J’ai quand même aussi la bibliothèque Murail : dans ma chambre, que des livres écrits par des Murail – mon père, Marie-Aude, Lorris et moi.
Ce qui fait que si tu regardes ma bibliothèque, tu vas te rendre compte que ma culture est totalement parallèle. Tu ne vas pas trouver Bovary, Proust, la “culture française”, ce que je suis supposée avoir lu puisque je suis écrivain. Je ne supporte pas qu’on me dise : “Tu dois avoir lu ci, tu dois avoir lu ça.” À l’école, je ne lisais jamais ce qui était au programme. Il faut que ça vienne de moi, ça ne peut pas être autrement.
Une ville
Rome, bizarrement, moi qui suis très peu latine. Parce que Tristan a été prix de Rome. C’est une ville que je connais bien, j’y suis allée plusieurs fois. J’ai des choses très violentes, des chocs. De nouveau l’enfance. Quand Tristan était prix de Rome, j’avais douze ans, j’ai dormi dans la villa Médicis, dans un énorme atelier de peintre. J’ai été réveillée par un petit singe qui appartenait à un pensionnaire. J’ai des souvenirs très forts des chapelles des Capucins, avec tous ces crânes empilée qui servent de déco.
Une ville qui m’a filé des cauchemars pendant plusieurs semaines, c’est Assise. Il y a la momie de Sainte Claire. La chasse est ouverte. Elle s’est momifiée naturellement, la peau est assez noire… J’avais onze ans. Il y a des ciels très étranges. C’est très pluvieux. Le soleil perce soudain et tu crois que tu vas voir Dieu, comme dans les tableaux. Une lumière extraordinaire, c’est presque flippant.
En fait, il y a beaucoup de villes où j’ai eu de très fortes émotions. Stockholm, par exemple. C’est lié exactement au même contexte : des morts exposés. Dans le musée de Stockholm, tu as une exposition des squelettes de la bataille de Visby. Des femmes, des enfants, des infirmes, avec des haches dans le crâne, les os fracassés, les membres coupés.
Une blague
Je les oublie au fur et à mesure, surtout quand on m’en demande.

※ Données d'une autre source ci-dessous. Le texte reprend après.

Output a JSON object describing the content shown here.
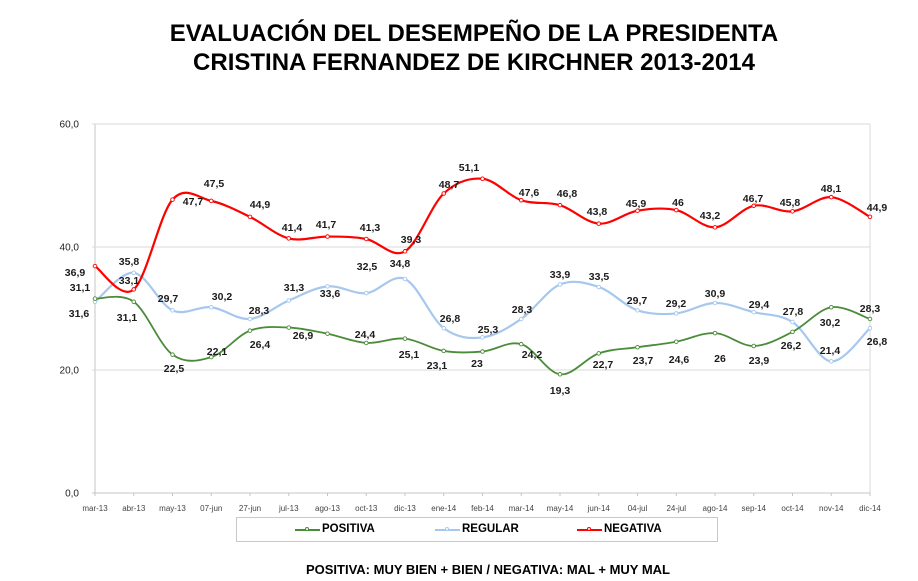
{
  "chart_data": {
    "type": "line",
    "smoothed": true,
    "title": "EVALUACIÓN DEL DESEMPEÑO DE LA PRESIDENTA CRISTINA FERNANDEZ DE KIRCHNER 2013-2014",
    "title_lines": [
      "EVALUACIÓN DEL DESEMPEÑO DE LA PRESIDENTA",
      "CRISTINA FERNANDEZ DE KIRCHNER 2013-2014"
    ],
    "xlabel": "",
    "ylabel": "",
    "categories": [
      "mar-13",
      "abr-13",
      "may-13",
      "07-jun",
      "27-jun",
      "jul-13",
      "ago-13",
      "oct-13",
      "dic-13",
      "ene-14",
      "feb-14",
      "mar-14",
      "may-14",
      "jun-14",
      "04-jul",
      "24-jul",
      "ago-14",
      "sep-14",
      "oct-14",
      "nov-14",
      "dic-14"
    ],
    "ylim": [
      0,
      60
    ],
    "y_ticks": [
      0,
      20,
      40,
      60
    ],
    "y_tick_labels": [
      "0,0",
      "20,0",
      "40,0",
      "60,0"
    ],
    "grid": true,
    "legend_position": "bottom",
    "series": [
      {
        "name": "POSITIVA",
        "color": "#4A8C3A",
        "values": [
          31.6,
          31.1,
          22.5,
          22.1,
          26.4,
          26.9,
          25.9,
          24.4,
          25.1,
          23.1,
          23,
          24.2,
          19.3,
          22.7,
          23.7,
          24.6,
          26,
          23.9,
          26.2,
          30.2,
          28.3
        ],
        "labels": [
          "31,6",
          "31,1",
          "22,5",
          "22,1",
          "26,4",
          "26,9",
          null,
          "24,4",
          "25,1",
          "23,1",
          "23",
          "24,2",
          "19,3",
          "22,7",
          "23,7",
          "24,6",
          "26",
          "23,9",
          "26,2",
          "30,2",
          "28,3"
        ]
      },
      {
        "name": "REGULAR",
        "color": "#A7C8EE",
        "values": [
          31.1,
          35.8,
          29.7,
          30.2,
          28.3,
          31.3,
          33.6,
          32.5,
          34.8,
          26.8,
          25.3,
          28.3,
          33.9,
          33.5,
          29.7,
          29.2,
          30.9,
          29.4,
          27.8,
          21.4,
          26.8
        ],
        "labels": [
          "31,1",
          "35,8",
          "29,7",
          "30,2",
          "28,3",
          "31,3",
          "33,6",
          "32,5",
          "34,8",
          "26,8",
          "25,3",
          "28,3",
          "33,9",
          "33,5",
          "29,7",
          "29,2",
          "30,9",
          "29,4",
          "27,8",
          "21,4",
          "26,8"
        ]
      },
      {
        "name": "NEGATIVA",
        "color": "#FF0000",
        "values": [
          36.9,
          33.1,
          47.7,
          47.5,
          44.9,
          41.4,
          41.7,
          41.3,
          39.3,
          48.7,
          51.1,
          47.6,
          46.8,
          43.8,
          45.9,
          46,
          43.2,
          46.7,
          45.8,
          48.1,
          44.9
        ],
        "labels": [
          "36,9",
          "33,1",
          "47,7",
          "47,5",
          "44,9",
          "41,4",
          "41,7",
          "41,3",
          "39,3",
          "48,7",
          "51,1",
          "47,6",
          "46,8",
          "43,8",
          "45,9",
          "46",
          "43,2",
          "46,7",
          "45,8",
          "48,1",
          "44,9"
        ]
      }
    ],
    "footnote": "POSITIVA: MUY BIEN + BIEN / NEGATIVA: MAL + MUY MAL"
  }
}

Un truc qui me faisait rire quand j’étais enfant, il paraît que c’est une histoire vraie… Ça se passe dans un avion. Le commandant de bord fait son annonce : “Nous allons voler à telle altitude, machin –” et puis il oublie de fermer son micro. Il s’adresse au co-pilote : “Je vais aller pisser et ensuite je vais m’envoyer l’hôtesse.” Dans la cabine, évidemment, l’hôtesse se précipite pour prévenir que le micro est ouvert. Un passager l’arrête : “Ce n’est pas la peine de vous dépêcher, il a dit qu’il allait pisser d’abord.”
Je racontais ça quand j’avais dix ans. Les adultes étaient un peu étonnés. Ils étaient plus prudes à l’époque.
Comment je m’habille
Exotique. Dans tous les sens du mot. Je ne recule devant rien. Je suis capable de sortir avec des cuissardes et une minijupe. Je suis déjà sortie avec une perruque rose, en Yves Saint-Laurent avec des trucs à cinq euros. Je ne suis pas la mode, je me déguise. Mes placards sont assez intéressants.